No, the idea of putting a funny cool guy with an oddball weirdo is nothing new, and in fact Phillips, again, did this with Galifianakis and Bradley Cooper in “The Hangover.” What’s so different here? With all due respect to Cooper, Downey is, frankly, a more interesting actor whose cockiness and smarm come across far more cool and hip than the crude and immature traits Cooper played up with his Phil in last year’s film. Peter Highman is, to be fair, more interesting a character than Phil Wenneck, but Downey turns a relatively stock character and uses every second of screen time to convince you that he is more than just a fast-talking jerk, and, for the most part, succeeds.
Galifianakis doesn’t have to compare to anyone else but himself, and his struggle resides in making Ethan Tremblay more than just Alen Garner with a dog instead of a baby.
I had the pleasure of seeing Galifianakis go beyond his usual shtick in this year’s more serious “It’s Kind of a Funny Story,” where he combined angst, hurt and mental illness to his base wackiness, and struck a real nerve in doing so. Here, in far funnier territory, he manages to make Ethan not only funnier, but more of a lost soul than the borderline-sociopath Alen ever was. There’s real strength in Ethan, and Galifianakis makes him somebody you want to root for, even when he makes some terrible, terrible decisions, of which there are lots.
It’s an ingenious pairing of two men who are close to the top of the acting ladder right now, and their chemistry is perfect, which is perhaps what leads to the decisive factor on where you might fall regarding “Due Date.” The film is entirely them being together, and that’s really it. With four credited writers on the script, you’ll start to wonder if they just holed up together for a month and wrote down as many funny situations they could think of putting Downey and Galifianakis together and came up with the “due date” itself to string it all together.
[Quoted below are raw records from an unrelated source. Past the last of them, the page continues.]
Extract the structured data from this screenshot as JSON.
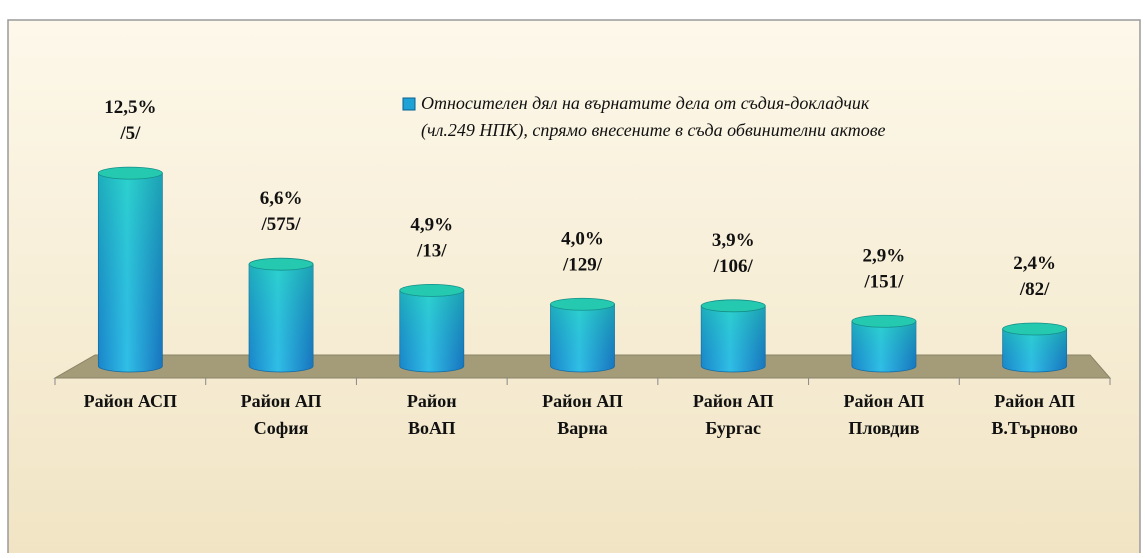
{
  "chart_data": {
    "type": "bar",
    "categories": [
      "Район АСП",
      "Район АП\nСофия",
      "Район\nВоАП",
      "Район АП\nВарна",
      "Район АП\nБургас",
      "Район АП\nПловдив",
      "Район АП\nВ.Търново"
    ],
    "series": [
      {
        "name": "Относителен дял на върнатите дела от съдия-докладчик\n(чл.249 НПК), спрямо внесените в съда обвинителни актове",
        "color": "#1fa3d6",
        "values": [
          12.5,
          6.6,
          4.9,
          4.0,
          3.9,
          2.9,
          2.4
        ],
        "value_labels": [
          "12,5%",
          "6,6%",
          "4,9%",
          "4,0%",
          "3,9%",
          "2,9%",
          "2,4%"
        ],
        "count_labels": [
          "/5/",
          "/575/",
          "/13/",
          "/129/",
          "/106/",
          "/151/",
          "/82/"
        ]
      }
    ],
    "ylim": [
      0,
      14
    ]
  }
}
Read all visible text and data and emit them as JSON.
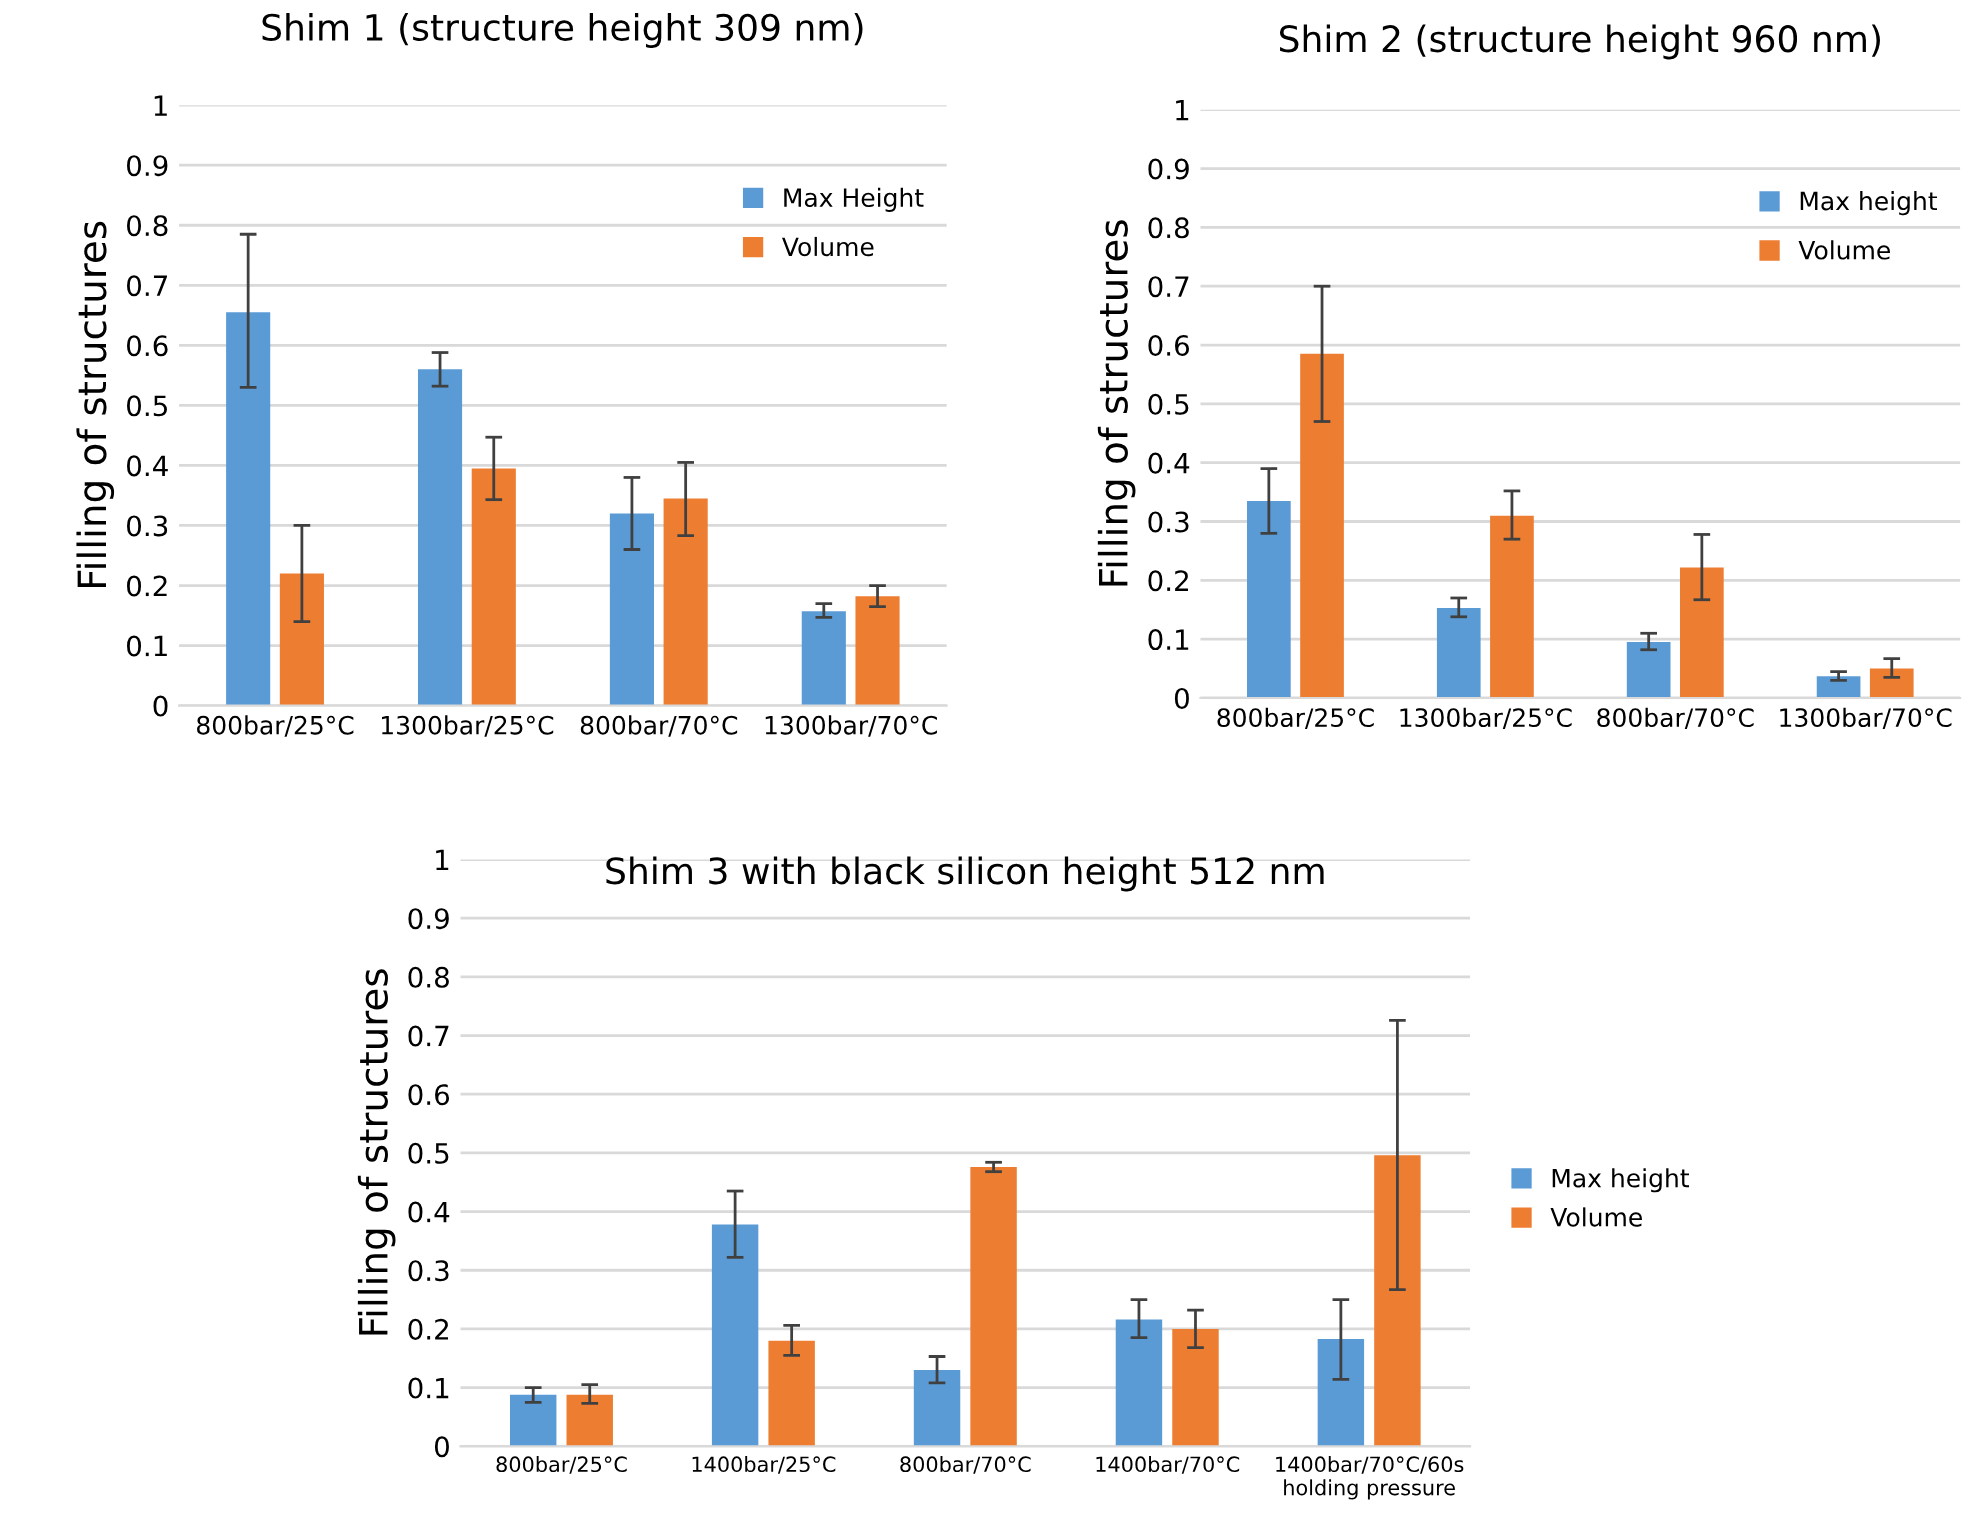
{
  "chart_data": [
    {
      "type": "bar",
      "title": "Shim 1 (structure height 309 nm)",
      "ylabel": "Filling of structures",
      "categories": [
        "800bar/25°C",
        "1300bar/25°C",
        "800bar/70°C",
        "1300bar/70°C"
      ],
      "ylim": [
        0,
        1
      ],
      "yticks": [
        0,
        0.1,
        0.2,
        0.3,
        0.4,
        0.5,
        0.6,
        0.7,
        0.8,
        0.9,
        1
      ],
      "grid": "y",
      "legend": "top right",
      "series": [
        {
          "name": "Max Height",
          "color": "#5b9bd5",
          "values": [
            0.655,
            0.56,
            0.32,
            0.157
          ],
          "errors": [
            [
              0.53,
              0.785
            ],
            [
              0.532,
              0.588
            ],
            [
              0.26,
              0.38
            ],
            [
              0.147,
              0.17
            ]
          ]
        },
        {
          "name": "Volume",
          "color": "#ed7d31",
          "values": [
            0.22,
            0.395,
            0.345,
            0.182
          ],
          "errors": [
            [
              0.14,
              0.3
            ],
            [
              0.343,
              0.447
            ],
            [
              0.283,
              0.405
            ],
            [
              0.165,
              0.2
            ]
          ]
        }
      ]
    },
    {
      "type": "bar",
      "title": "Shim 2 (structure height 960 nm)",
      "ylabel": "Filling of structures",
      "categories": [
        "800bar/25°C",
        "1300bar/25°C",
        "800bar/70°C",
        "1300bar/70°C"
      ],
      "ylim": [
        0,
        1
      ],
      "yticks": [
        0,
        0.1,
        0.2,
        0.3,
        0.4,
        0.5,
        0.6,
        0.7,
        0.8,
        0.9,
        1
      ],
      "grid": "y",
      "legend": "top right",
      "series": [
        {
          "name": "Max height",
          "color": "#5b9bd5",
          "values": [
            0.335,
            0.153,
            0.095,
            0.037
          ],
          "errors": [
            [
              0.28,
              0.39
            ],
            [
              0.138,
              0.17
            ],
            [
              0.082,
              0.11
            ],
            [
              0.03,
              0.045
            ]
          ]
        },
        {
          "name": "Volume",
          "color": "#ed7d31",
          "values": [
            0.585,
            0.31,
            0.222,
            0.05
          ],
          "errors": [
            [
              0.47,
              0.7
            ],
            [
              0.27,
              0.352
            ],
            [
              0.167,
              0.278
            ],
            [
              0.035,
              0.067
            ]
          ]
        }
      ]
    },
    {
      "type": "bar",
      "title": "Shim 3 with black silicon height 512 nm",
      "ylabel": "Filling of structures",
      "categories": [
        "800bar/25°C",
        "1400bar/25°C",
        "800bar/70°C",
        "1400bar/70°C",
        "1400bar/70°C/60s\nholding pressure"
      ],
      "ylim": [
        0,
        1
      ],
      "yticks": [
        0,
        0.1,
        0.2,
        0.3,
        0.4,
        0.5,
        0.6,
        0.7,
        0.8,
        0.9,
        1
      ],
      "grid": "y",
      "legend": "right",
      "series": [
        {
          "name": "Max height",
          "color": "#5b9bd5",
          "values": [
            0.088,
            0.378,
            0.13,
            0.216,
            0.183
          ],
          "errors": [
            [
              0.075,
              0.1
            ],
            [
              0.322,
              0.435
            ],
            [
              0.108,
              0.153
            ],
            [
              0.185,
              0.25
            ],
            [
              0.114,
              0.25
            ]
          ]
        },
        {
          "name": "Volume",
          "color": "#ed7d31",
          "values": [
            0.088,
            0.18,
            0.476,
            0.2,
            0.496
          ],
          "errors": [
            [
              0.073,
              0.105
            ],
            [
              0.155,
              0.206
            ],
            [
              0.468,
              0.484
            ],
            [
              0.168,
              0.232
            ],
            [
              0.267,
              0.726
            ]
          ]
        }
      ]
    }
  ]
}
However, sloppiness is abound in “Due Date,” as storylines are tossed in and out like nothing, with a Jamie Foxx cameo seemingly useless to the grand scheme of the film, as well as some very obvious inconsistencies with character location. One minute, Peter and Ethan are traveling in the Texas desert, but in the car, they’re surrounded by a woodland forest; at times they’ll be alone on a dark highway in the middle of nowhere, only to be seen surrounded by cars and traffic when inside the vehicle. It doesn’t make or break the film, but at the same time, this combined with the complete and total lack of any real story shows how rushed an effort this may have been.
To finish with my original point, what you’ll have to decide is this: Is “Due Date” just a minor upgrade from “The Hangover” that exists for no other reason than to tide audiences over until next summer when “The Hangover Part II” is out in theaters? Or is “Due Date” the iPhone of this mini-genre of gentlemanly debauchery, taking a formula that works, and while holding on to the core essentials, creating something along the way that is exciting, interesting and in some ways a blue print which others can follow for years to come? I can’t make that decision for you, but for me, “Due Date” gave me more belly laughs and elicited more “oh wow” moments than “The Hangover” ever did, and in spite of its sloppiness, I can only hope we get to watch Ethan and Peter make their way back across the U.S. sooner rather than later.